Surprisingly, the most vital issue in the treaty imbroglio has been the continuation of the regime of an open border on which the treaty is silent. Nowhere in the treaty, or in the ‘secret’ letter exchanged with the treaty, has the word ‘border’ or ‘open border’ or ‘border regime’ been mentioned

Why should India draw flak for keeping a dead treaty alive? There could be two dynamics in the freshly emerging India-Nepal relations. The first is to continue the ‘special relations’ and decide on the parameters of new political relations. The second is to have a relation based on open relations, as it is between any two sovereign countries. This could mean a major shift in the bilateral regulatory matrices. India could leave it to Kathmandu to define what kind of relationship it wants with it.

It is against this backdrop that there are three critical options in determining the future of this treaty. First, let this treaty be drastically rewritten, incorporating likely future needs after which the treaty must be freshly signed. A new framework of bilateral relations that is in tune with present domestic, regional and global developments should be evolved. The most critical aspect that needs to be reassessed is the issue of an open border and the movement of people, goods and services through it.

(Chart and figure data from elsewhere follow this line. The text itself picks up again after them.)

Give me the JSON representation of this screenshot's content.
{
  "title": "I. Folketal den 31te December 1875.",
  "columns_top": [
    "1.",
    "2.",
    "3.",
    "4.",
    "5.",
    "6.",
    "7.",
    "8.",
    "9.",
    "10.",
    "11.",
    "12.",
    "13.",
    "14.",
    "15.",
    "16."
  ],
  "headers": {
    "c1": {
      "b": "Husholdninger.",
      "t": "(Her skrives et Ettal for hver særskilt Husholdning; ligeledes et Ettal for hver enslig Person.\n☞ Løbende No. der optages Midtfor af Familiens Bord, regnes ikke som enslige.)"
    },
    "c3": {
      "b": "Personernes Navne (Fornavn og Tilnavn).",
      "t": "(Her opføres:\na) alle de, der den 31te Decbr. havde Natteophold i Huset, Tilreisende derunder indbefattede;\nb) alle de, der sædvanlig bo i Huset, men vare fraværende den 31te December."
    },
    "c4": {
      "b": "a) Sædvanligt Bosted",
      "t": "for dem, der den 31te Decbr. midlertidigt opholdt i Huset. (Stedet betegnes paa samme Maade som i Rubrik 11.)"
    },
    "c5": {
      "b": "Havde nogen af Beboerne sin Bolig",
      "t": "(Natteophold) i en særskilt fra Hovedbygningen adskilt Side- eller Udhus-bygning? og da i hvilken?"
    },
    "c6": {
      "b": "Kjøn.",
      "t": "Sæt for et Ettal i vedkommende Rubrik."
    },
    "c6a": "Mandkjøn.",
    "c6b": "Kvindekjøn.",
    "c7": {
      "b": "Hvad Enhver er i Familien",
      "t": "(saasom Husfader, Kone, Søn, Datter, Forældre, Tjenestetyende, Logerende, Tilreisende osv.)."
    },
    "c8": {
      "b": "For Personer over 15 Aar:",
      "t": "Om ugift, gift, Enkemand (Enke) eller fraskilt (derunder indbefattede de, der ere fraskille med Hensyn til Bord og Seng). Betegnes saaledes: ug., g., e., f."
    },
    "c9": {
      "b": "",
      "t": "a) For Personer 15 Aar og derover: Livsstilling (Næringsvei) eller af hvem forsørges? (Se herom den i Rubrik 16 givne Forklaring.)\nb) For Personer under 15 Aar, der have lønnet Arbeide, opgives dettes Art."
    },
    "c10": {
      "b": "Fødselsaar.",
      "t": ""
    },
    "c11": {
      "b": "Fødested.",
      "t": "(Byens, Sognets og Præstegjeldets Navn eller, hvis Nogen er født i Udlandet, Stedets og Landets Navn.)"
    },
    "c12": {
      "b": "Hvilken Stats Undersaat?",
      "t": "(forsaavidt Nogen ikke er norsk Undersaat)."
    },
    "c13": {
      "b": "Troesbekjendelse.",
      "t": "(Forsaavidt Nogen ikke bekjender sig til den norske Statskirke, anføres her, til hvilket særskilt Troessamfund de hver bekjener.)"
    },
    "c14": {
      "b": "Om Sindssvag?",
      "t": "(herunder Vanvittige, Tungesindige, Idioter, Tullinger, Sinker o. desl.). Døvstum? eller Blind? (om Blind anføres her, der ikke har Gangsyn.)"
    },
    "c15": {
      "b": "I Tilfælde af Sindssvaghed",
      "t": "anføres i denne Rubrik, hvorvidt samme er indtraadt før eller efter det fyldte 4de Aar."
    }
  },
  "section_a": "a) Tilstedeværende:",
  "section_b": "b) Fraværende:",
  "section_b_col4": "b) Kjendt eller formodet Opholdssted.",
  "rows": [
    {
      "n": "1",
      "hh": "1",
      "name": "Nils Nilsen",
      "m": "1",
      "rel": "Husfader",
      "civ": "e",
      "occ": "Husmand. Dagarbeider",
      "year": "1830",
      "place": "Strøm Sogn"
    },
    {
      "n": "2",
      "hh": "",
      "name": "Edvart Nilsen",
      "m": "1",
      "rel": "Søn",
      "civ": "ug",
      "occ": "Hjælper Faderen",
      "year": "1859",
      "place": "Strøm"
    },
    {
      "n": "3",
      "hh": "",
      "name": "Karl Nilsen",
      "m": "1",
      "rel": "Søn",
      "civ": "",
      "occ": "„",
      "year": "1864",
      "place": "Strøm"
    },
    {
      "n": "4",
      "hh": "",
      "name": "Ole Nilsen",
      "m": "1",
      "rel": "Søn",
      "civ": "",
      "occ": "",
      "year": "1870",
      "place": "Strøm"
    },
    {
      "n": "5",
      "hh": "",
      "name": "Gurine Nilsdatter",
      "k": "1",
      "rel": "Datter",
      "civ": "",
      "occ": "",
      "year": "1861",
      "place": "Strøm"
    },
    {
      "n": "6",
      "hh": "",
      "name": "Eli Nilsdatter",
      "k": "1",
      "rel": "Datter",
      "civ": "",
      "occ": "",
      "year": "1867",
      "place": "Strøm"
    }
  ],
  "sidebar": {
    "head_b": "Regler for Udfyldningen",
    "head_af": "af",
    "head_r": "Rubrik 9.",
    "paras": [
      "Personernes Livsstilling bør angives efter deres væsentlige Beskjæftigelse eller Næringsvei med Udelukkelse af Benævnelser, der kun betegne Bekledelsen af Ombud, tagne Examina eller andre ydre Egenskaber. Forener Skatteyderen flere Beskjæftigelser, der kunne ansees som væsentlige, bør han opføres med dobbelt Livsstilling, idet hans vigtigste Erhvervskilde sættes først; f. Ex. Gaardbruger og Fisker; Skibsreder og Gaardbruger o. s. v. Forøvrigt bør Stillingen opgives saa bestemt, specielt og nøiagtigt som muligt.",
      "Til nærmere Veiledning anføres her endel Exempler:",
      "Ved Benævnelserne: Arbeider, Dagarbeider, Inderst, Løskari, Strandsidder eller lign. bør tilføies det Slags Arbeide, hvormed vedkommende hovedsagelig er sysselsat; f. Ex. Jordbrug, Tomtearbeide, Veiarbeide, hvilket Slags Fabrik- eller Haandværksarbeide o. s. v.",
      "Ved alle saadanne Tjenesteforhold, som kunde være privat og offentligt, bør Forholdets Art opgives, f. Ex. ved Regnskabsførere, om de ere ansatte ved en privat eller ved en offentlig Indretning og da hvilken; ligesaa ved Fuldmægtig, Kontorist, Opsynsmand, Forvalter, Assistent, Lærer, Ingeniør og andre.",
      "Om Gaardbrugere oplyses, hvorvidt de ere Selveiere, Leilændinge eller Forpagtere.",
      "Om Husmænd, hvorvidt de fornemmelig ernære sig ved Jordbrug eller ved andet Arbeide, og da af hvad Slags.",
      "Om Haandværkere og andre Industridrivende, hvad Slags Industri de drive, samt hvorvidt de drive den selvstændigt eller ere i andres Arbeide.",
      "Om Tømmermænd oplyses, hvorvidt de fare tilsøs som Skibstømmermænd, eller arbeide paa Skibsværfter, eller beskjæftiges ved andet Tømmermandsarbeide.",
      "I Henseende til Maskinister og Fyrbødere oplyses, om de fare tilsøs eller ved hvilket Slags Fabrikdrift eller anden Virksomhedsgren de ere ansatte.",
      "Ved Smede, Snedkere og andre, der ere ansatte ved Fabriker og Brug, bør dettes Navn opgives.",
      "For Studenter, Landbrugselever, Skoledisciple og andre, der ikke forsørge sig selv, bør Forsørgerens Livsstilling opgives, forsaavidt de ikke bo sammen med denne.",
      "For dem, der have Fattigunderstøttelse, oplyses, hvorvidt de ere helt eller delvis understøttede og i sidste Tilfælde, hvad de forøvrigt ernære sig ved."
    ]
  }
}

Second, this treaty could be abrogated forthwith after a kind of referendum, particularly in Nepal. This referendum is needed to spread the debate about the need to abrogate the treaty and the possible implications of that on the general people. At the grassroots, people who make maximum use of the open border and its related benefits possibly do not even know that their ruling elites are raising issues related to the abrogation of the treaty that directly affect their movement across the border. There is a very strong feeling that the scrapping of the treaty is primarily sought by the Nepalese elite who are not sure about its implications.

Third, this treaty could be abrogated and several new agreements like the modalities of open border, movement of people, recruitment of Nepalese citizens in the Indian Army, management of natural resources, tourism, cross-border environmental cooperation and management of non-traditional security issues could be signed.

Given the very nature, topography and age-old cross-border exchanges and interactions, the closing down of borders — like with Pakistan — will be impossible, untenable and impractical. It could, at most, be regulated through a substantial increase in the number of official crossing points to help make the transition more people-friendly.

Mahendra P. Lama is the Vice-Chancellor of the Central University of Sikkim.